If anything the mentorship programme not only enabled these maker’s the time and space to focus on their craft and develop beyond their comfort zones, but gave them the confidence to face the future as a professional craft maker. “I feel excited by the future and what I have learnt on the programme and believe that this is a valuable experience for any maker at any stage of their career, it is easy to get bogged down by the day-to-day commitments and to have an opportunity to work in a structured way has allowed me to view both my work and my development in a new light”, Kavanagh explains. West echo’s this sentiment, admitting that the pieces she created for her Spotlight show “opened up a whole new range of possibilities in my work…No binder that I know of has attempted to move into the world of fashion in the way that I am attempting”.
But the experience also had a profound affect on the mentors involved; Gilly Langton and Eileen Gatt. Gatt worked with Jenny Desenches and Lucy Woodley who felt the mentoring programme ‘has been a very rewarding experience, seeing [Lucy and Jenny] develop and become clearer about their career path. The mentoring process has been a very positive experience for everyone involved and it has proven to be a two way process, as I have gained a lot in terms of networking opportunities and the exchange of ideas and contacts has been valuable”.

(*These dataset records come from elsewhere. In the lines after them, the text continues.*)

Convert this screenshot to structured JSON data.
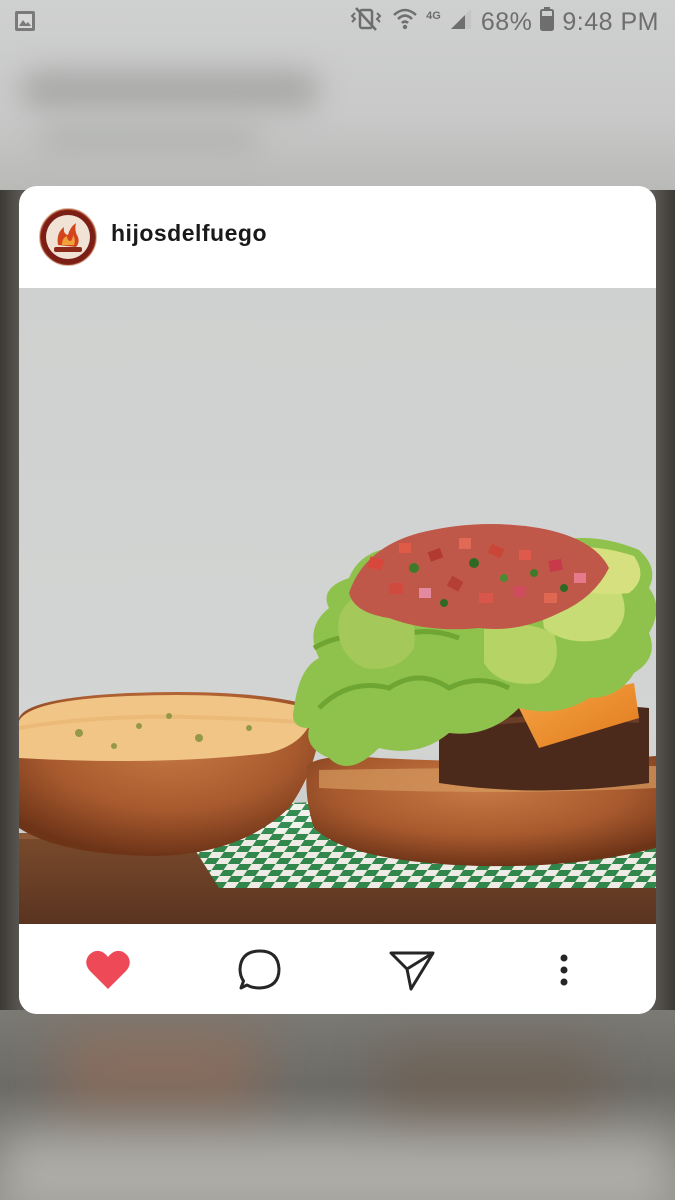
{
  "status_bar": {
    "battery": "68%",
    "time": "9:48 PM",
    "network": "4G",
    "icons": [
      "image-icon",
      "vibrate-mute-icon",
      "wifi-icon",
      "signal-icon",
      "battery-icon"
    ]
  },
  "post": {
    "username": "hijosdelfuego",
    "image": "burger-photo",
    "actions": [
      "heart-icon",
      "comment-icon",
      "share-icon",
      "more-icon"
    ],
    "liked": true
  },
  "colors": {
    "like": "#ed4956",
    "card": "#ffffff",
    "status_text": "#6e6e6e"
  }
}
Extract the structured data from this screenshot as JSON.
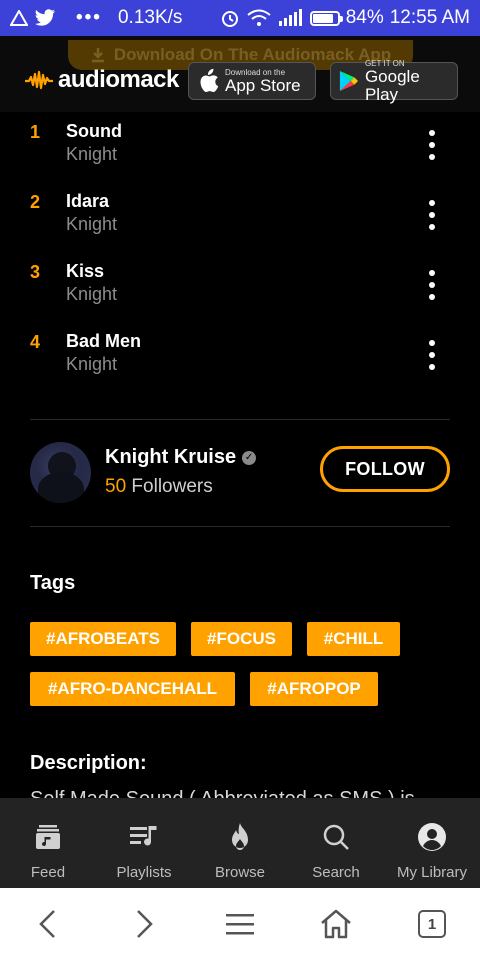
{
  "status_bar": {
    "speed": "0.13K/s",
    "battery_percent": "84%",
    "time": "12:55 AM",
    "battery_level": 0.84
  },
  "header": {
    "banner_text": "Download On The Audiomack App",
    "logo_text": "audiomack",
    "app_store": {
      "small": "Download on the",
      "big": "App Store"
    },
    "google_play": {
      "small": "GET IT ON",
      "big": "Google Play"
    }
  },
  "tracks": [
    {
      "number": "1",
      "title": "Sound",
      "artist": "Knight"
    },
    {
      "number": "2",
      "title": "Idara",
      "artist": "Knight"
    },
    {
      "number": "3",
      "title": "Kiss",
      "artist": "Knight"
    },
    {
      "number": "4",
      "title": "Bad Men",
      "artist": "Knight"
    }
  ],
  "artist": {
    "name": "Knight Kruise",
    "followers_count": "50",
    "followers_label": "Followers",
    "follow_label": "FOLLOW"
  },
  "tags_title": "Tags",
  "tags": [
    "#AFROBEATS",
    "#FOCUS",
    "#CHILL",
    "#AFRO-DANCEHALL",
    "#AFROPOP"
  ],
  "description_title": "Description:",
  "description_text": "Self Made Sound ( Abbreviated as SMS ) is",
  "bottom_nav": [
    {
      "label": "Feed",
      "icon": "feed-icon"
    },
    {
      "label": "Playlists",
      "icon": "playlists-icon"
    },
    {
      "label": "Browse",
      "icon": "browse-flame-icon"
    },
    {
      "label": "Search",
      "icon": "search-icon"
    },
    {
      "label": "My Library",
      "icon": "user-icon"
    }
  ],
  "browser": {
    "tab_count": "1"
  },
  "colors": {
    "accent": "#ffa200",
    "status_bar": "#3c41d8",
    "nav_bg": "#232323"
  }
}
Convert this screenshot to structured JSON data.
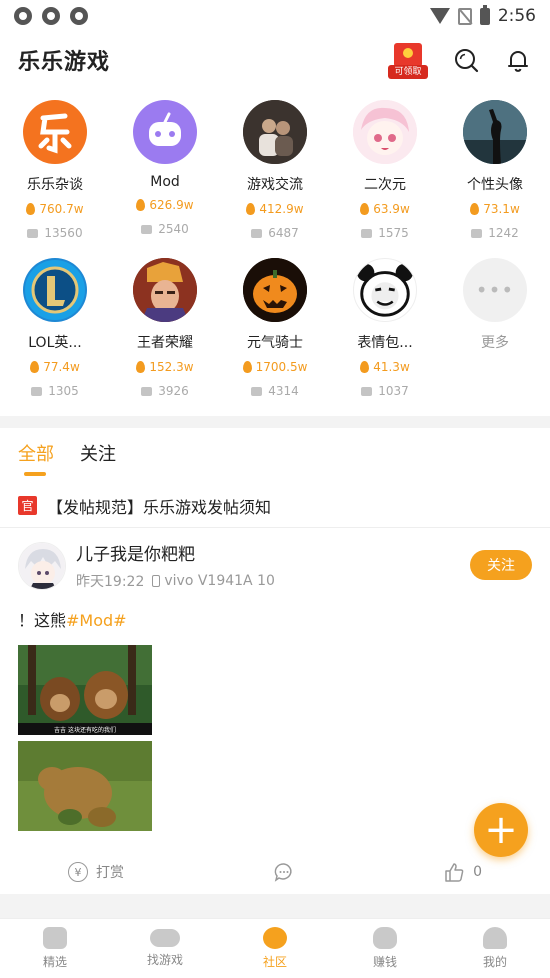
{
  "status": {
    "time": "2:56"
  },
  "header": {
    "title": "乐乐游戏",
    "gift_label": "可领取"
  },
  "categories": [
    {
      "name": "乐乐杂谈",
      "heat": "760.7w",
      "posts": "13560"
    },
    {
      "name": "Mod",
      "heat": "626.9w",
      "posts": "2540"
    },
    {
      "name": "游戏交流",
      "heat": "412.9w",
      "posts": "6487"
    },
    {
      "name": "二次元",
      "heat": "63.9w",
      "posts": "1575"
    },
    {
      "name": "个性头像",
      "heat": "73.1w",
      "posts": "1242"
    },
    {
      "name": "LOL英...",
      "heat": "77.4w",
      "posts": "1305"
    },
    {
      "name": "王者荣耀",
      "heat": "152.3w",
      "posts": "3926"
    },
    {
      "name": "元气骑士",
      "heat": "1700.5w",
      "posts": "4314"
    },
    {
      "name": "表情包...",
      "heat": "41.3w",
      "posts": "1037"
    },
    {
      "name": "更多"
    }
  ],
  "tabs": [
    {
      "label": "全部"
    },
    {
      "label": "关注"
    }
  ],
  "notice": {
    "badge": "官",
    "text": "【发帖规范】乐乐游戏发帖须知"
  },
  "post": {
    "user": "儿子我是你粑粑",
    "time": "昨天19:22",
    "device": "vivo V1941A 10",
    "follow_label": "关注",
    "text_prefix": "！这熊",
    "tag": "#Mod#",
    "image_caption": "吉吉  这块还有吃的我们",
    "reward_label": "打赏",
    "like_count": "0"
  },
  "bottom_nav": [
    {
      "label": "精选"
    },
    {
      "label": "找游戏"
    },
    {
      "label": "社区"
    },
    {
      "label": "赚钱"
    },
    {
      "label": "我的"
    }
  ],
  "colors": {
    "accent": "#f5a11e",
    "red": "#e8382b"
  }
}
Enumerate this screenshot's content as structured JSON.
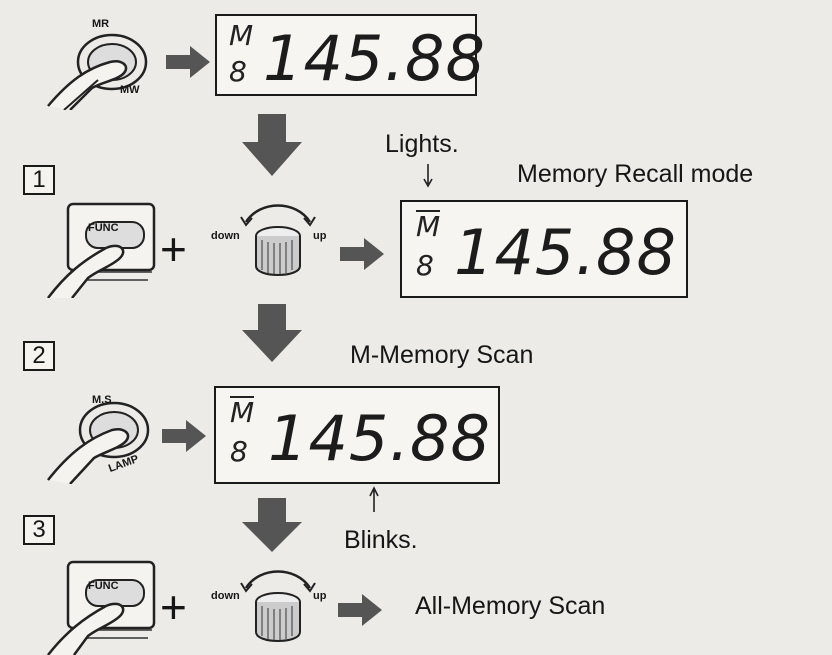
{
  "top_display": {
    "mem_letter": "M",
    "channel_digit": "8",
    "frequency": "145.88"
  },
  "top_button": {
    "label_top": "MR",
    "label_bottom": "MW"
  },
  "step1": {
    "number": "1",
    "button_label": "FUNC",
    "dial_down": "down",
    "dial_up": "up",
    "annotation_lights": "Lights.",
    "mode_label": "Memory Recall mode",
    "display": {
      "mem_letter": "M",
      "channel_digit": "8",
      "frequency": "145.88"
    }
  },
  "step2": {
    "number": "2",
    "title": "M-Memory Scan",
    "button_label_top": "M.S",
    "button_label_bottom": "LAMP",
    "display": {
      "mem_letter": "M",
      "channel_digit": "8",
      "frequency": "145.88"
    },
    "annotation_blinks": "Blinks."
  },
  "step3": {
    "number": "3",
    "button_label": "FUNC",
    "dial_down": "down",
    "dial_up": "up",
    "result_label": "All-Memory Scan"
  },
  "colors": {
    "arrow": "#555555",
    "ink": "#161616",
    "paper": "#ecebe8"
  }
}
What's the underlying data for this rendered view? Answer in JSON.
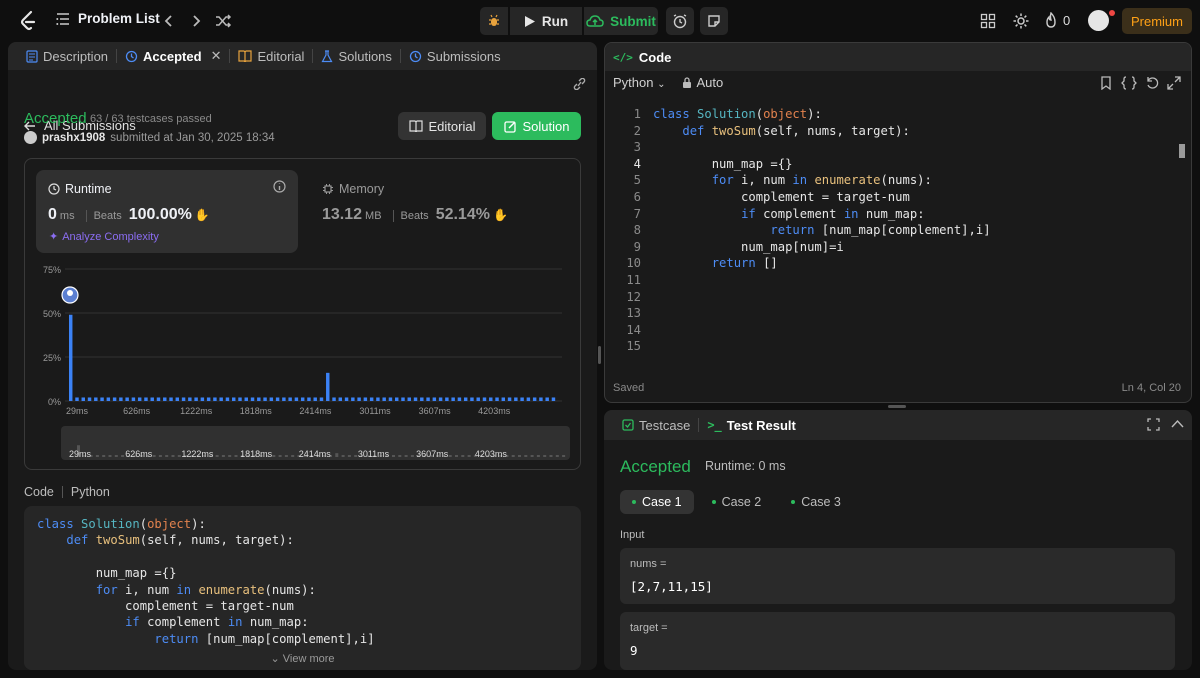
{
  "topbar": {
    "problem_list": "Problem List",
    "run": "Run",
    "submit": "Submit",
    "streak": "0",
    "premium": "Premium"
  },
  "left_tabs": [
    {
      "label": "Description"
    },
    {
      "label": "Accepted"
    },
    {
      "label": "Editorial"
    },
    {
      "label": "Solutions"
    },
    {
      "label": "Submissions"
    }
  ],
  "submission": {
    "back": "All Submissions",
    "status": "Accepted",
    "testcases": "63 / 63 testcases passed",
    "user": "prashx1908",
    "submitted": "submitted at Jan 30, 2025 18:34",
    "editorial_btn": "Editorial",
    "solution_btn": "Solution"
  },
  "runtime": {
    "label": "Runtime",
    "value": "0",
    "unit": "ms",
    "beats_label": "Beats",
    "beats": "100.00%",
    "analyze": "Analyze Complexity"
  },
  "memory": {
    "label": "Memory",
    "value": "13.12",
    "unit": "MB",
    "beats_label": "Beats",
    "beats": "52.14%"
  },
  "chart_data": {
    "type": "bar",
    "yticks": [
      "75%",
      "50%",
      "25%",
      "0%"
    ],
    "ylim": [
      0,
      75
    ],
    "xticks": [
      "29ms",
      "626ms",
      "1222ms",
      "1818ms",
      "2414ms",
      "3011ms",
      "3607ms",
      "4203ms"
    ],
    "values": [
      49,
      2,
      2,
      2,
      2,
      2,
      2,
      2,
      2,
      2,
      2,
      2,
      2,
      2,
      2,
      2,
      2,
      2,
      2,
      2,
      2,
      2,
      2,
      2,
      2,
      2,
      2,
      2,
      2,
      2,
      2,
      2,
      2,
      2,
      2,
      2,
      2,
      2,
      2,
      2,
      2,
      2,
      2,
      2,
      2,
      2,
      2,
      2,
      2,
      2,
      2,
      2,
      2,
      2,
      2,
      2,
      2,
      2,
      2,
      2,
      2,
      2,
      2,
      2,
      2,
      2,
      2,
      2,
      2,
      2,
      2,
      2,
      2,
      2,
      2,
      2,
      2,
      2
    ],
    "spike_index": 41,
    "spike_value": 16,
    "accent": "#3b82f6"
  },
  "code_section": {
    "label": "Code",
    "lang": "Python",
    "view_more": "View more"
  },
  "code_lines": [
    "class Solution(object):",
    "    def twoSum(self, nums, target):",
    "",
    "        num_map ={}",
    "        for i, num in enumerate(nums):",
    "            complement = target-num",
    "            if complement in num_map:",
    "                return [num_map[complement],i]",
    "            num_map[num]=i",
    "        return []",
    "",
    "",
    "",
    "",
    ""
  ],
  "editor": {
    "title": "Code",
    "lang": "Python",
    "mode": "Auto",
    "saved": "Saved",
    "cursor": "Ln 4, Col 20"
  },
  "test": {
    "tab1": "Testcase",
    "tab2": "Test Result",
    "status": "Accepted",
    "runtime": "Runtime: 0 ms",
    "cases": [
      "Case 1",
      "Case 2",
      "Case 3"
    ],
    "input_label": "Input",
    "nums_name": "nums =",
    "nums_value": "[2,7,11,15]",
    "target_name": "target =",
    "target_value": "9"
  }
}
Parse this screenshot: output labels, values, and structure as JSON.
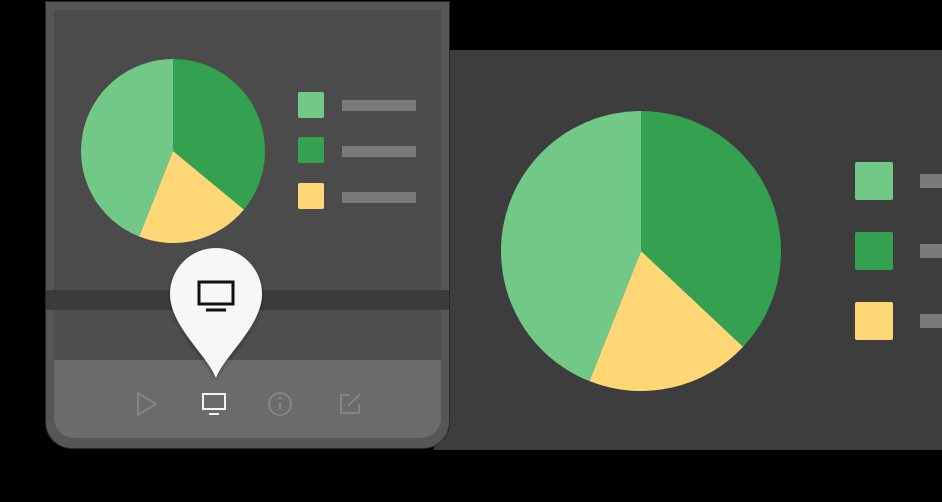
{
  "chart_data": [
    {
      "type": "pie",
      "slices": [
        {
          "value": 36,
          "color": "#34a150"
        },
        {
          "value": 20,
          "color": "#ffd777"
        },
        {
          "value": 44,
          "color": "#72c887"
        }
      ]
    },
    {
      "type": "pie",
      "slices": [
        {
          "value": 37,
          "color": "#34a150"
        },
        {
          "value": 19,
          "color": "#ffd777"
        },
        {
          "value": 44,
          "color": "#72c887"
        }
      ]
    }
  ],
  "legend_colors": [
    "#72c887",
    "#34a150",
    "#ffd777"
  ],
  "toolbar": {
    "icons": [
      "play-icon",
      "monitor-icon",
      "info-icon",
      "edit-icon"
    ],
    "active": "monitor-icon"
  },
  "tooltip": {
    "icon": "monitor-icon"
  }
}
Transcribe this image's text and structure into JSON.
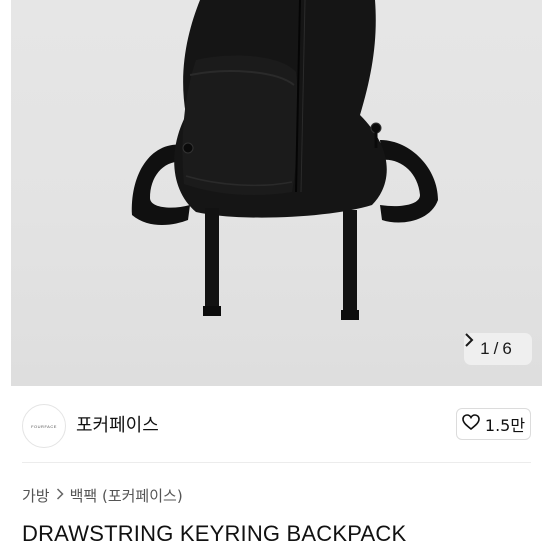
{
  "gallery": {
    "counter_current": "1",
    "counter_separator": "/",
    "counter_total": "6"
  },
  "seller": {
    "avatar_text": "FOURFACE",
    "name": "포커페이스"
  },
  "like": {
    "count": "1.5만"
  },
  "breadcrumb": {
    "level1": "가방",
    "level2": "백팩 (포커페이스)"
  },
  "product": {
    "title": "DRAWSTRING KEYRING BACKPACK"
  },
  "colors": {
    "photo_bg": "#e4e4e4",
    "bag": "#141414"
  }
}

The theme of the exchange of ideas is a prevalent one across the Made It! Exhibition, with works on display, courtesy of the Craft Council, from notable maker’s such as Rupert Spira and Tord Boontje, the four maker’s were able to draw on collection items which have inspired their own practice, to exhibit alongside their work.
Another exchange of ideas culminates in what might be perceived to be a video installation, but on closer inspection are videos of each of the maker’s and their mentors working from their own studios on their craft. HI-Arts partnered with Distance Lab to create these immersive and extraordinary insights into the world of the craft maker. Distance lab is a creative research institute bringing together digital media technology, design and the arts to redefine and overcome the issues and problems of distance. This collaboration required each maker to wear immersive recording devices (HD bullet cameras) around their chests, to have the freedom to move around and work in their studios. The overall effect is one of feeling very much a part of the craft and artistic work which you are viewing, rather than simply being a passive viewer. These recordings bring a totally unique and innovative insight into the world of the maker, their talent, skills and creativity, enabling you to appreciate the incredible works on display.
The Made It! exhibition is a showcase of four talented Highland and Island makers and works which have inspired their craft and runs until the of July 2010 at the Inverness Museum and Art Gallery.